Effects of ent -Sauchinone on NF-κB DNA binding activity and protein expressions of NF- κB in astrocytes and microglial BV-2 cells. Astrocytes (A) and microglial BV-2 cells (B) were treated with 1 μg/ml of LPS alone, or with LPS plus different concentrations (1, 5, and 10 μM) of ent-Sauchinone at 37°C for 1 hour. Activation of NF-κB was investigated using EMSA as described in Materials and Methods. Nuclear extracts from astrocytes treated with LPS alone (1 μg/ml) or with ent-Sauchinone (1, 5, and 10 μM) and LPS were subjected to DNA binding reaction with ³²P end-labeled oligonucleotide specific to NF-κB. Specific DNA binding of the NF-κB complex is indicated by an arrow. Similar results were obtained from at least three different sets of experiments.

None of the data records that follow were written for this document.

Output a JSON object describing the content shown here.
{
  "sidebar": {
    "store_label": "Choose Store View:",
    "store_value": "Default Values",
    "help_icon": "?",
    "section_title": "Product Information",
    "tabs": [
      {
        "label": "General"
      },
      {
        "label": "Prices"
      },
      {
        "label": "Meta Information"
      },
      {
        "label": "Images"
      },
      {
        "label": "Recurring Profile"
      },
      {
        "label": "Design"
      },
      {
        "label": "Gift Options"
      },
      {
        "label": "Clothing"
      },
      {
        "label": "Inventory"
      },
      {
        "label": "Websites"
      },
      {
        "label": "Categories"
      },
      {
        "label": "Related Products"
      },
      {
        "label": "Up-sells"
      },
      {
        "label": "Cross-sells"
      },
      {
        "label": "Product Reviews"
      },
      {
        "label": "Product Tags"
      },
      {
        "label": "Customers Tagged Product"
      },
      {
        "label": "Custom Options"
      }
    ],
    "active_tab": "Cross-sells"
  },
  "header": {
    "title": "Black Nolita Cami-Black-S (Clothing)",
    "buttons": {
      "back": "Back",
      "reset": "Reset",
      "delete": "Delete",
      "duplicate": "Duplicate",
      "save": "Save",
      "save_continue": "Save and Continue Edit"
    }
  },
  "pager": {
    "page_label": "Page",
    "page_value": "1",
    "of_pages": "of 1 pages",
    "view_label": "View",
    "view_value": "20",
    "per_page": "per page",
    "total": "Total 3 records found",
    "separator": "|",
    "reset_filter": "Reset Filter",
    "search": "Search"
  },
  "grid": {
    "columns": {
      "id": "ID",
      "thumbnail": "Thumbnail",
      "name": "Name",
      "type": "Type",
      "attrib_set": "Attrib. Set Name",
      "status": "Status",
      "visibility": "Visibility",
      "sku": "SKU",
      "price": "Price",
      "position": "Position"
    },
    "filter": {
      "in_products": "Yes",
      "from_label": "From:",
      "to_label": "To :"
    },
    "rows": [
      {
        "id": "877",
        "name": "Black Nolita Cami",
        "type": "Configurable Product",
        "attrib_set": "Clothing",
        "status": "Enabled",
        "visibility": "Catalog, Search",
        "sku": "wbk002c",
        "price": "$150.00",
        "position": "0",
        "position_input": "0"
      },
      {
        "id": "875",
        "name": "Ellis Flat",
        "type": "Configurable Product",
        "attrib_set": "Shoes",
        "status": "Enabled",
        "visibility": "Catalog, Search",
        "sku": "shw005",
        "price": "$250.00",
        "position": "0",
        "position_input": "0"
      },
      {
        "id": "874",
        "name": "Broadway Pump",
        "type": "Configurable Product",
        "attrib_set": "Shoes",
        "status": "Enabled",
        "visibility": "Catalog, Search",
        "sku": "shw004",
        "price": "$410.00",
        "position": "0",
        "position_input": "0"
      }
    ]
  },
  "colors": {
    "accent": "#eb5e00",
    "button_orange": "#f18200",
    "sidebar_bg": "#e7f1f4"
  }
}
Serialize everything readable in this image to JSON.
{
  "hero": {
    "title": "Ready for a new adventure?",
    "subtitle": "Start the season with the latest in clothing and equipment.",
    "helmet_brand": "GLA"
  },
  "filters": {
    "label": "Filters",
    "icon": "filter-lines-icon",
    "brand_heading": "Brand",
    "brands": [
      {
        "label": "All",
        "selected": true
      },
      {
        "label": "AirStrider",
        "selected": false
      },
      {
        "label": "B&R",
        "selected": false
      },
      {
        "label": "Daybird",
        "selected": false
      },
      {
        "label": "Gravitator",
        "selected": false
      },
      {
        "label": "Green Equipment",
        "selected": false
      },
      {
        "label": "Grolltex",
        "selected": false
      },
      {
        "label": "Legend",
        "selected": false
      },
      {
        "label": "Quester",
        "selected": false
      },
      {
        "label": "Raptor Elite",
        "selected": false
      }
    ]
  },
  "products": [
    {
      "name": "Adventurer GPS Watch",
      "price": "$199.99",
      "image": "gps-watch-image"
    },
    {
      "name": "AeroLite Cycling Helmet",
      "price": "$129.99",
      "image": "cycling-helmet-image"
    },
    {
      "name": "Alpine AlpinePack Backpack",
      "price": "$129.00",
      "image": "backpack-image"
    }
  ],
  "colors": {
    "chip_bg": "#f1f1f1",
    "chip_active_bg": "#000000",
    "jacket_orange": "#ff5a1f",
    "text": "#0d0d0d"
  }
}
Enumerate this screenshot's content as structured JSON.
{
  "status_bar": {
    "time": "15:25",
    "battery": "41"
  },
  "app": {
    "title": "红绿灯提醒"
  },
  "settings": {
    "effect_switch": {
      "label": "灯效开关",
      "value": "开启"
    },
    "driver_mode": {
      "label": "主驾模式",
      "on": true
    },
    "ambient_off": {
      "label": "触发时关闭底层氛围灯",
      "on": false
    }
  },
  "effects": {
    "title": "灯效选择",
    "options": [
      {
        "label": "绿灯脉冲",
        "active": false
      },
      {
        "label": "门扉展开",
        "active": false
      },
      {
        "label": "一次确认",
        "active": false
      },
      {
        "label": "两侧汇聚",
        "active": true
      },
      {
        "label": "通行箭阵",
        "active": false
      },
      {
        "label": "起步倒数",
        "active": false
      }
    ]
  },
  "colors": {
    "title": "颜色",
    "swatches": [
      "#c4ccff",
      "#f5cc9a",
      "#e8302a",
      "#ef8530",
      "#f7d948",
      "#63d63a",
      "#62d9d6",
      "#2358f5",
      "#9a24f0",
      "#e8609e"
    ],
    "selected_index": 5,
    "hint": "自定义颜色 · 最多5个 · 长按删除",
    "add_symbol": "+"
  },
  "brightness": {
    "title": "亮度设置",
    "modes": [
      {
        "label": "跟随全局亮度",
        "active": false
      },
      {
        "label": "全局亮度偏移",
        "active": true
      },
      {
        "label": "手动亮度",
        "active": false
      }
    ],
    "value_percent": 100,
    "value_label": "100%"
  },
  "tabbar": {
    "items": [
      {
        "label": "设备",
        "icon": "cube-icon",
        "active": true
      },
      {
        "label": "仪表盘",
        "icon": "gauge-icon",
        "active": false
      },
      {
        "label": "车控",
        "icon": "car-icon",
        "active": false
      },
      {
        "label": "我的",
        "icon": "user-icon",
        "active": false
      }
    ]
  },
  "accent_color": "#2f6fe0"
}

Equal amounts of nuclear extract (40 μg) were subjected to 10% SDS-PAGE. Nuclear translocation of p50 and p65, and degradation of IKKα and IκB were detected by western blotting using specific antibodies. β-Actin protein was used here as an internal control (C and D). Values represent the mean ± S.E. for three independent experiments performed in triplicate, and each luciferase activity was calibrated using the amount of protein. Values above of each figure show the quantified relative expression of the proteins or DNA binding activity.